CAJICÁ, EN LENGUAJE FISCAL

16.10.2014 06:58
La clasificación del Departamento Nacional de Planeación (DNP) sobre el desempeño de los municipios colombianos que divulga anualmente, se compone de 4 rangos básicos: Eficacia, Eficiencia, Requisitos Legales y Gestión, ésta última que reúne dos ítems: Desempeño fiscal y Capacidad Administrativa. De todo esto sale el “Indicador de Desempeño Integral”, el más importante, porque es el promedio de todos los demás.
El mismo DNP destaca en su informe oficial los primeros 20 municipios del país en este promedio, encabezados por Medellín, seguido de Madrid, Cundinamarca, departamento que le aporta a este ranking, 11 municipios en total, y no está Cajicá.
Pero este municipio sí es el primero a nivel departamental y tercero nacional en el rango de “Desempeño Fiscal”, el indicador que sintetiza la política tributaria del municipio y, por ende, su autonomía de gasto local acorde con las necesidades de su población interpretadas por el Alcalde y el Concejo Municipal.
De hecho, la calificación que se le da a Cajicá es de “sobresaliente” con una tipología de “desarrollo robusto” y tal vez no entra en el top 20 porque su cumplimiento de requisitos legales que mide la ejecución municipal en ingresos y gastos de recursos asignados por el Sistema General de Participación (SGP), quedó muy bajo (65,59%). Si en el 2014 aparece ajustando este rango, Cajicá podría ser una de las gratas sorpresas en las estadísticas del año entrante.

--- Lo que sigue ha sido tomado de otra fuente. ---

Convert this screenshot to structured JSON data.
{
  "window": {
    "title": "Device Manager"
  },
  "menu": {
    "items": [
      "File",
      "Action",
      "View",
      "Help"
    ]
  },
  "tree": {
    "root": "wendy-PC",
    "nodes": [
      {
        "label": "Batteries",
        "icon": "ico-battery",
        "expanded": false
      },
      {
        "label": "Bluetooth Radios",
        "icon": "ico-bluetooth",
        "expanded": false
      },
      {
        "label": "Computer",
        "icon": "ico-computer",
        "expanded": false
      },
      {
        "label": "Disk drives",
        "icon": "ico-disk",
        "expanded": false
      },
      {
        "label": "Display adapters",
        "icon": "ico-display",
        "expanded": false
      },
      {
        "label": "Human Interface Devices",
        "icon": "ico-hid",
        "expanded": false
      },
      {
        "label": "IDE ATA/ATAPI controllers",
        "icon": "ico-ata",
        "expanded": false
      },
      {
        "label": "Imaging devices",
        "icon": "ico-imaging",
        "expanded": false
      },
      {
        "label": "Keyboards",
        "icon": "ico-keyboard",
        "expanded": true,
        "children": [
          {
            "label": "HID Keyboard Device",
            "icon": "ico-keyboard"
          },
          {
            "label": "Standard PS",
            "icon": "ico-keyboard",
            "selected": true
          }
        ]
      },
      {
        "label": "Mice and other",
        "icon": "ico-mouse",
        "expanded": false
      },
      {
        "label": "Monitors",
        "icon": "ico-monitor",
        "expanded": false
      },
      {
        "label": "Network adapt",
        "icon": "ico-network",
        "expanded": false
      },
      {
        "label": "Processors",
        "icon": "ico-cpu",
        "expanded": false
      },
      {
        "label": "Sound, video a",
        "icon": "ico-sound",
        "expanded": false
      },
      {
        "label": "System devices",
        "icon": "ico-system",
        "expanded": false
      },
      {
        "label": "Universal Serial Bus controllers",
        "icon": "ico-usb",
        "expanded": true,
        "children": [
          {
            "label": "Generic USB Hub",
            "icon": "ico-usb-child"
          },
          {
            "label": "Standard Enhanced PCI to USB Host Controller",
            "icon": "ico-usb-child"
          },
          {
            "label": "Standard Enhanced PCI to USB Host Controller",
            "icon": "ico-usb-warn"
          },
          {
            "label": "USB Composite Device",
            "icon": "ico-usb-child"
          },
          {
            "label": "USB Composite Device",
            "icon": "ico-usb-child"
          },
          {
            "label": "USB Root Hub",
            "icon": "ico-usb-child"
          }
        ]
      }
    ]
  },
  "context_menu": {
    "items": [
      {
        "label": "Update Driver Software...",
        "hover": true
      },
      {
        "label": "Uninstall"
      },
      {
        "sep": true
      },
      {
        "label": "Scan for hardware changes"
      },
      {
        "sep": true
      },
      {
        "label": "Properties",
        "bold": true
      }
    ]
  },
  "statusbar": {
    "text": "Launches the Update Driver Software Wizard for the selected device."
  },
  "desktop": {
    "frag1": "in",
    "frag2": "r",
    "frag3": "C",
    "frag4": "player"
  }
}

¿Cómo logró Cajicá sobresalir en desempeño fiscal? “Gracias a que se hizo una actualización catastral de los predios que aumentó los ingresos del municipio”, dice el alcalde y agrega que se llevó a cabo un estricto control sobre el cobro de las deudas pendientes. La administración realizó un censo de todos los locales comerciales para que se inscribieran en la Cámara de Comercio y facilitó el pago de los impuestos por internet, como el de industria y comercio.
El resultado de este excelente desempeño fiscal se traduce ahora en la capacidad presupuestal de Cajicá que pasa de $26.000 millones anuales en el 2011 a 58.000 millones en el 2015, un crecimiento de más del cien por ciento, y todavía le falta un año de gestión.
“Los mayores recursos financiarán un programa de obras que mejorarán la vida de sus habitantes”, dice Bejarano.